Edgbaston’s an interesting variable – a little bit of grass, a little bit of bounce – this has stimulated teams to favor bowling first, particularly if we’re looking at a 10.30am cloud coverage start. Despite this, in hotter times (yes, they do happen in England, Easter weekend and we were all sunburned), the pitch dries out enough to get real turn – expect those talked-up wrist spinners to feature more heavily later on in the tournament.
10. The Oval:
When they say ‘there’s something in it for everyone’ they’re thinking of The Oval. Large, almost perfectly even boundaries mean that the hard hitters and the run-accumulators can have fun, should they be patient; good for the Morne Morkels, garnering some tricky bounce; good for the spinners when they can take advantage of the spin and bounce on offer. Win the toss, bat first is the usual call of order, with winning scores ranging from the mid 200s to the high 300s. Something for everyone.

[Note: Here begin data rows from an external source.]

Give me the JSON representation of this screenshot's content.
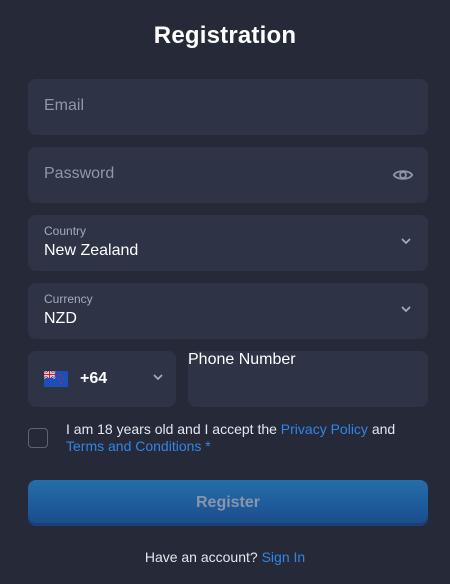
{
  "title": "Registration",
  "email": {
    "placeholder": "Email"
  },
  "password": {
    "placeholder": "Password",
    "icon": "eye-icon"
  },
  "country": {
    "label": "Country",
    "value": "New Zealand"
  },
  "currency": {
    "label": "Currency",
    "value": "NZD"
  },
  "phone": {
    "code": "+64",
    "placeholder": "Phone Number",
    "flag": "New Zealand"
  },
  "terms": {
    "text": "I am 18 years old and I accept the",
    "privacy": "Privacy Policy",
    "and": "and",
    "conditions": "Terms and Conditions",
    "required_mark": "*"
  },
  "register_label": "Register",
  "signin": {
    "prompt": "Have an account?",
    "link": "Sign In"
  },
  "colors": {
    "background": "#262a38",
    "field": "#2e3345",
    "link": "#2f86e8",
    "button": "#1e5b9a"
  }
}
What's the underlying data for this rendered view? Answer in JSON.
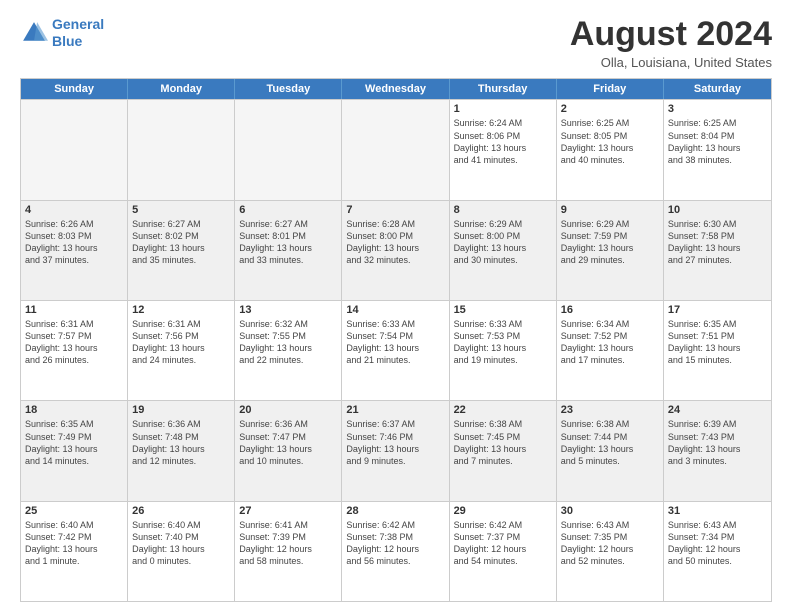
{
  "logo": {
    "line1": "General",
    "line2": "Blue"
  },
  "title": "August 2024",
  "location": "Olla, Louisiana, United States",
  "days": [
    "Sunday",
    "Monday",
    "Tuesday",
    "Wednesday",
    "Thursday",
    "Friday",
    "Saturday"
  ],
  "rows": [
    [
      {
        "day": "",
        "info": "",
        "empty": true
      },
      {
        "day": "",
        "info": "",
        "empty": true
      },
      {
        "day": "",
        "info": "",
        "empty": true
      },
      {
        "day": "",
        "info": "",
        "empty": true
      },
      {
        "day": "1",
        "info": "Sunrise: 6:24 AM\nSunset: 8:06 PM\nDaylight: 13 hours\nand 41 minutes."
      },
      {
        "day": "2",
        "info": "Sunrise: 6:25 AM\nSunset: 8:05 PM\nDaylight: 13 hours\nand 40 minutes."
      },
      {
        "day": "3",
        "info": "Sunrise: 6:25 AM\nSunset: 8:04 PM\nDaylight: 13 hours\nand 38 minutes."
      }
    ],
    [
      {
        "day": "4",
        "info": "Sunrise: 6:26 AM\nSunset: 8:03 PM\nDaylight: 13 hours\nand 37 minutes.",
        "shaded": true
      },
      {
        "day": "5",
        "info": "Sunrise: 6:27 AM\nSunset: 8:02 PM\nDaylight: 13 hours\nand 35 minutes.",
        "shaded": true
      },
      {
        "day": "6",
        "info": "Sunrise: 6:27 AM\nSunset: 8:01 PM\nDaylight: 13 hours\nand 33 minutes.",
        "shaded": true
      },
      {
        "day": "7",
        "info": "Sunrise: 6:28 AM\nSunset: 8:00 PM\nDaylight: 13 hours\nand 32 minutes.",
        "shaded": true
      },
      {
        "day": "8",
        "info": "Sunrise: 6:29 AM\nSunset: 8:00 PM\nDaylight: 13 hours\nand 30 minutes.",
        "shaded": true
      },
      {
        "day": "9",
        "info": "Sunrise: 6:29 AM\nSunset: 7:59 PM\nDaylight: 13 hours\nand 29 minutes.",
        "shaded": true
      },
      {
        "day": "10",
        "info": "Sunrise: 6:30 AM\nSunset: 7:58 PM\nDaylight: 13 hours\nand 27 minutes.",
        "shaded": true
      }
    ],
    [
      {
        "day": "11",
        "info": "Sunrise: 6:31 AM\nSunset: 7:57 PM\nDaylight: 13 hours\nand 26 minutes."
      },
      {
        "day": "12",
        "info": "Sunrise: 6:31 AM\nSunset: 7:56 PM\nDaylight: 13 hours\nand 24 minutes."
      },
      {
        "day": "13",
        "info": "Sunrise: 6:32 AM\nSunset: 7:55 PM\nDaylight: 13 hours\nand 22 minutes."
      },
      {
        "day": "14",
        "info": "Sunrise: 6:33 AM\nSunset: 7:54 PM\nDaylight: 13 hours\nand 21 minutes."
      },
      {
        "day": "15",
        "info": "Sunrise: 6:33 AM\nSunset: 7:53 PM\nDaylight: 13 hours\nand 19 minutes."
      },
      {
        "day": "16",
        "info": "Sunrise: 6:34 AM\nSunset: 7:52 PM\nDaylight: 13 hours\nand 17 minutes."
      },
      {
        "day": "17",
        "info": "Sunrise: 6:35 AM\nSunset: 7:51 PM\nDaylight: 13 hours\nand 15 minutes."
      }
    ],
    [
      {
        "day": "18",
        "info": "Sunrise: 6:35 AM\nSunset: 7:49 PM\nDaylight: 13 hours\nand 14 minutes.",
        "shaded": true
      },
      {
        "day": "19",
        "info": "Sunrise: 6:36 AM\nSunset: 7:48 PM\nDaylight: 13 hours\nand 12 minutes.",
        "shaded": true
      },
      {
        "day": "20",
        "info": "Sunrise: 6:36 AM\nSunset: 7:47 PM\nDaylight: 13 hours\nand 10 minutes.",
        "shaded": true
      },
      {
        "day": "21",
        "info": "Sunrise: 6:37 AM\nSunset: 7:46 PM\nDaylight: 13 hours\nand 9 minutes.",
        "shaded": true
      },
      {
        "day": "22",
        "info": "Sunrise: 6:38 AM\nSunset: 7:45 PM\nDaylight: 13 hours\nand 7 minutes.",
        "shaded": true
      },
      {
        "day": "23",
        "info": "Sunrise: 6:38 AM\nSunset: 7:44 PM\nDaylight: 13 hours\nand 5 minutes.",
        "shaded": true
      },
      {
        "day": "24",
        "info": "Sunrise: 6:39 AM\nSunset: 7:43 PM\nDaylight: 13 hours\nand 3 minutes.",
        "shaded": true
      }
    ],
    [
      {
        "day": "25",
        "info": "Sunrise: 6:40 AM\nSunset: 7:42 PM\nDaylight: 13 hours\nand 1 minute."
      },
      {
        "day": "26",
        "info": "Sunrise: 6:40 AM\nSunset: 7:40 PM\nDaylight: 13 hours\nand 0 minutes."
      },
      {
        "day": "27",
        "info": "Sunrise: 6:41 AM\nSunset: 7:39 PM\nDaylight: 12 hours\nand 58 minutes."
      },
      {
        "day": "28",
        "info": "Sunrise: 6:42 AM\nSunset: 7:38 PM\nDaylight: 12 hours\nand 56 minutes."
      },
      {
        "day": "29",
        "info": "Sunrise: 6:42 AM\nSunset: 7:37 PM\nDaylight: 12 hours\nand 54 minutes."
      },
      {
        "day": "30",
        "info": "Sunrise: 6:43 AM\nSunset: 7:35 PM\nDaylight: 12 hours\nand 52 minutes."
      },
      {
        "day": "31",
        "info": "Sunrise: 6:43 AM\nSunset: 7:34 PM\nDaylight: 12 hours\nand 50 minutes."
      }
    ]
  ]
}
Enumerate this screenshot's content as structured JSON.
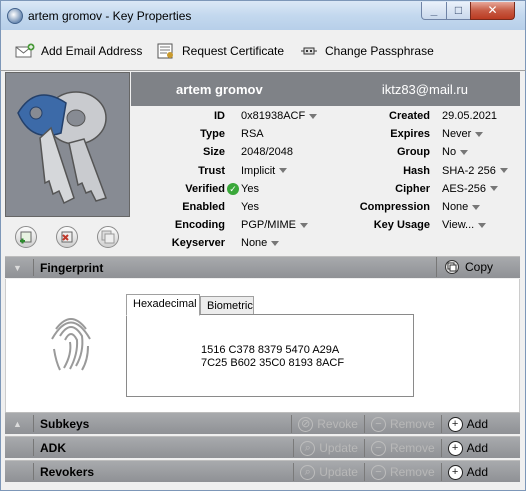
{
  "window": {
    "title": "artem gromov - Key Properties"
  },
  "toolbar": {
    "add_email": "Add Email Address",
    "request_cert": "Request Certificate",
    "change_pass": "Change Passphrase"
  },
  "header": {
    "name": "artem gromov",
    "email": "iktz83@mail.ru"
  },
  "props_left": [
    {
      "label": "ID",
      "value": "0x81938ACF",
      "dropdown": true
    },
    {
      "label": "Type",
      "value": "RSA",
      "dropdown": false
    },
    {
      "label": "Size",
      "value": "2048/2048",
      "dropdown": false
    },
    {
      "label": "Trust",
      "value": "Implicit",
      "dropdown": true
    },
    {
      "label": "Verified",
      "value": "Yes",
      "dropdown": false
    },
    {
      "label": "Enabled",
      "value": "Yes",
      "dropdown": false
    },
    {
      "label": "Encoding",
      "value": "PGP/MIME",
      "dropdown": true
    },
    {
      "label": "Keyserver",
      "value": "None",
      "dropdown": true
    }
  ],
  "props_right": [
    {
      "label": "Created",
      "value": "29.05.2021",
      "dropdown": false
    },
    {
      "label": "Expires",
      "value": "Never",
      "dropdown": true
    },
    {
      "label": "Group",
      "value": "No",
      "dropdown": true
    },
    {
      "label": "Hash",
      "value": "SHA-2 256",
      "dropdown": true
    },
    {
      "label": "Cipher",
      "value": "AES-256",
      "dropdown": true
    },
    {
      "label": "Compression",
      "value": "None",
      "dropdown": true
    },
    {
      "label": "Key Usage",
      "value": "View...",
      "dropdown": true
    }
  ],
  "fingerprint": {
    "title": "Fingerprint",
    "copy_label": "Copy",
    "tabs": [
      "Hexadecimal",
      "Biometric"
    ],
    "lines": [
      "1516 C378 8379 5470 A29A",
      "7C25 B602 35C0 8193 8ACF"
    ]
  },
  "sections": [
    {
      "title": "Subkeys",
      "actions": [
        {
          "label": "Revoke",
          "enabled": false,
          "glyph": "⊘"
        },
        {
          "label": "Remove",
          "enabled": false,
          "glyph": "−"
        },
        {
          "label": "Add",
          "enabled": true,
          "glyph": "+"
        }
      ]
    },
    {
      "title": "ADK",
      "actions": [
        {
          "label": "Update",
          "enabled": false,
          "glyph": "⌕"
        },
        {
          "label": "Remove",
          "enabled": false,
          "glyph": "−"
        },
        {
          "label": "Add",
          "enabled": true,
          "glyph": "+"
        }
      ]
    },
    {
      "title": "Revokers",
      "actions": [
        {
          "label": "Update",
          "enabled": false,
          "glyph": "⌕"
        },
        {
          "label": "Remove",
          "enabled": false,
          "glyph": "−"
        },
        {
          "label": "Add",
          "enabled": true,
          "glyph": "+"
        }
      ]
    }
  ],
  "colors": {
    "verified_green": "#3aa83a",
    "header_bg": "#7f8287",
    "bar_bg": "#9a9c9f"
  }
}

Nothing like a good slope, and a man who knows how to use it. A geographical feature of the ground, the slope runs a drop of 2.5 meters. Coming in from the Nursery End, the slope pushes away from the stumps, something that Middlesex’s Tim Murtaugh has exploited flawlessly. Small boundaries on the sides, this historic ground is a conventional mullet – bowl square and you will get milked for runs, particularly by a batsman who knows how to use the ground’s geographical features to their advantage. Runs are by no means impossible, with England racking up 322 against India last summer, however a strong bowling side (hello, South Africa) will run amok at cricket’s holy ground.
In conclusion – runs, low scorers, turn, swing – the Cricket World Cup should have it all – extrapolating England’s strongest ODI batting line up’s performance at Trent Bridge, Cardiff and the Ageas Bowl to an ICC tournament hosted over 6 weeks at 11 different venues up and down the country won’t get you very far. Knowing the intricacies of the individual grounds, the way they have played over the last few years (particularly in the Royal London One Day Cup) and taking the weather in the lead up to the match into consideration is your only hope. Throw in winning the toss, reading the pitch at 10am, and being a meteorological expert who can guesstimate the way the pitch will play for the remainder of the day – while you’re at it, a crystal ball might help too.